Participants in the Solicitation
The Company and certain of its directors and executive officers and other persons may be deemed to be participants in the solicitation of proxies from the Company's shareholders in respect of the proposals to be considered and voted on at the Shareholder Meeting. Information concerning the interests of the directors and executive officers of the Company is set forth in the Extension Proxy Statement, which may be obtained free of charge from the sources indicated above.

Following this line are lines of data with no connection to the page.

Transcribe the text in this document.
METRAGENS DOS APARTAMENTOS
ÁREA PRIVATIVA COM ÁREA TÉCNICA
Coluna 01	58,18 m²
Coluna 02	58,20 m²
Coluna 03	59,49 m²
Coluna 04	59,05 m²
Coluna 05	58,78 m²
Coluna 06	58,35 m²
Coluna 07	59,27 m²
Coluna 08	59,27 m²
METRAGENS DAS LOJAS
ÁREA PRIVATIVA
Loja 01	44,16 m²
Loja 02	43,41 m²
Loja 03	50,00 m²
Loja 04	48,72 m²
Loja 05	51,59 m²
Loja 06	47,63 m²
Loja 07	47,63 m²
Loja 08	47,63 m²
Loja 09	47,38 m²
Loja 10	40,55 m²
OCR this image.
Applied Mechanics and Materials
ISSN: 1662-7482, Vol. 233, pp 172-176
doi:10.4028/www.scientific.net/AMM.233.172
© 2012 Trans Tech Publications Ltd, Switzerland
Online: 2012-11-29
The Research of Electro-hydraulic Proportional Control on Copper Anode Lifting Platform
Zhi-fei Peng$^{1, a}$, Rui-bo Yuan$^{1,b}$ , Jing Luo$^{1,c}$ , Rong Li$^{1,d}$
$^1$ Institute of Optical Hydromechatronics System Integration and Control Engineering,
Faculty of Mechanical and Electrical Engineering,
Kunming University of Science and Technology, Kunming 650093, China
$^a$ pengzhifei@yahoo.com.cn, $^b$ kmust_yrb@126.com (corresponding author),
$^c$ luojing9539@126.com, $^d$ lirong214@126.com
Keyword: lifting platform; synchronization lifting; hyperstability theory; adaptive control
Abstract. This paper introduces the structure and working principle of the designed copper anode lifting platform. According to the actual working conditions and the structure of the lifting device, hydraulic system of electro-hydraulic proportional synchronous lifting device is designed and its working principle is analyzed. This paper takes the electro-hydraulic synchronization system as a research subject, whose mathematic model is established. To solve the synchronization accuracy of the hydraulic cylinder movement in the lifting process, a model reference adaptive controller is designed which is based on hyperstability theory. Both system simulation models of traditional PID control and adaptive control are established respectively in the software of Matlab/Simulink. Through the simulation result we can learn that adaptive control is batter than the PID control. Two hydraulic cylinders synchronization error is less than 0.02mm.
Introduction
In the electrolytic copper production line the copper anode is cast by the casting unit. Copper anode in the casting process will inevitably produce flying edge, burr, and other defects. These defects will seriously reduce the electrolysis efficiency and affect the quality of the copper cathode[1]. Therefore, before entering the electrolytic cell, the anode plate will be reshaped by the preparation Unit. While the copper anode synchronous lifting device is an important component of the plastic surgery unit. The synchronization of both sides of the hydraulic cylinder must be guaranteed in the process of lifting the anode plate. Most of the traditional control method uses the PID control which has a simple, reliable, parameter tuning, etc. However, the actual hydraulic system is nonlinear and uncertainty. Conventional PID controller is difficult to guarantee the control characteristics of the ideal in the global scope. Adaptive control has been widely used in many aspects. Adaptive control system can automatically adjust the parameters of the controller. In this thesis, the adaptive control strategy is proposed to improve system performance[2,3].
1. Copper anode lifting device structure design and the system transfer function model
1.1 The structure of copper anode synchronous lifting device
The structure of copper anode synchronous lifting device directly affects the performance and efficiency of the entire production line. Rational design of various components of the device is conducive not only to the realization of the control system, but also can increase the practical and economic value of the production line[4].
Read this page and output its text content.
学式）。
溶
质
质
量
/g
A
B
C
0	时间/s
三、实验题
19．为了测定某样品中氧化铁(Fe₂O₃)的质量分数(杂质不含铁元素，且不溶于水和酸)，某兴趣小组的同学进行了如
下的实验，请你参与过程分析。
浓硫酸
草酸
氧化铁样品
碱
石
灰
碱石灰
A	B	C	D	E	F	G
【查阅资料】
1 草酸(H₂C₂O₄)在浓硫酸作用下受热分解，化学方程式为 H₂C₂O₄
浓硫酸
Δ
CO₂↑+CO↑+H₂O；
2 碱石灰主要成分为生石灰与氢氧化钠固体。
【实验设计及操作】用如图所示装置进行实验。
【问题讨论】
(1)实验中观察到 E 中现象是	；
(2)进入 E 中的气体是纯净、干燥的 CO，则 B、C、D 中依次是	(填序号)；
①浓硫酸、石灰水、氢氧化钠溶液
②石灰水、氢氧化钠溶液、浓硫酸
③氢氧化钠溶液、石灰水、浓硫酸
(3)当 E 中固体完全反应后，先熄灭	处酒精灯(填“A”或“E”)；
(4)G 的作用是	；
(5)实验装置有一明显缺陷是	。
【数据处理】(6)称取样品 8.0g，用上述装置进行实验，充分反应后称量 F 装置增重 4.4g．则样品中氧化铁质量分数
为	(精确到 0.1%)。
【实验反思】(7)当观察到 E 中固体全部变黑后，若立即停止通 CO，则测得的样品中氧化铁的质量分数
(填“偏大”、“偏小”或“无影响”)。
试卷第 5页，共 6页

This Report may be deemed solicitation material in respect of the Business Combination. Slam, the Sponsor, Lynk, Topco, Merger Sub 1, Merger Sub 2 and certain of their respective directors and officers may be deemed participants in the solicitation of proxies from Slam's shareholders in connection with the Business Combination. Slam's shareholders and other interested persons may obtain, without charge, more detailed information regarding the names and interests in the Business Combination of Slam's directors and officers in Slam's filings with the SEC, including Slam's initial public offering prospectus, which was filed with the SEC on February 24, 2021, Slam's subsequent annual reports on Form 10-K and quarterly reports on Form 10-Q. Information regarding the persons who may, under SEC rules, be deemed participants in the solicitation of proxies to Slam's shareholders in connection with the Business Combination will be included in the definitive proxy statement/prospectus relating to the Business Combination when it becomes available. You may obtain free copies of these documents, when available, as described in the preceding paragraphs.
No Offer or Solicitation
This Report is for informational purposes only and is not intended to and does not constitute, or form part of, an offer, invitation or the solicitation of an offer or invitation to purchase, otherwise acquire, subscribe for, sell or otherwise dispose of any securities, or the solicitation of any vote or approval in any jurisdiction, pursuant to the Business Combination or otherwise, nor shall there be any sale, issuance or transfer of securities in any jurisdiction in contravention of applicable law. The Business Combination will be implemented solely pursuant to the Business Combination Agreement, filed as an exhibit to the Current Report on Form 8-K filed by Slam with the SEC on February 5, 2024, as amended, from time to time, which contains the full terms and conditions of the Business Combination. No offer of securities shall be made except by means of a prospectus meeting the requirements of the Securities Act of 1933, as amended, or an exemption therefrom.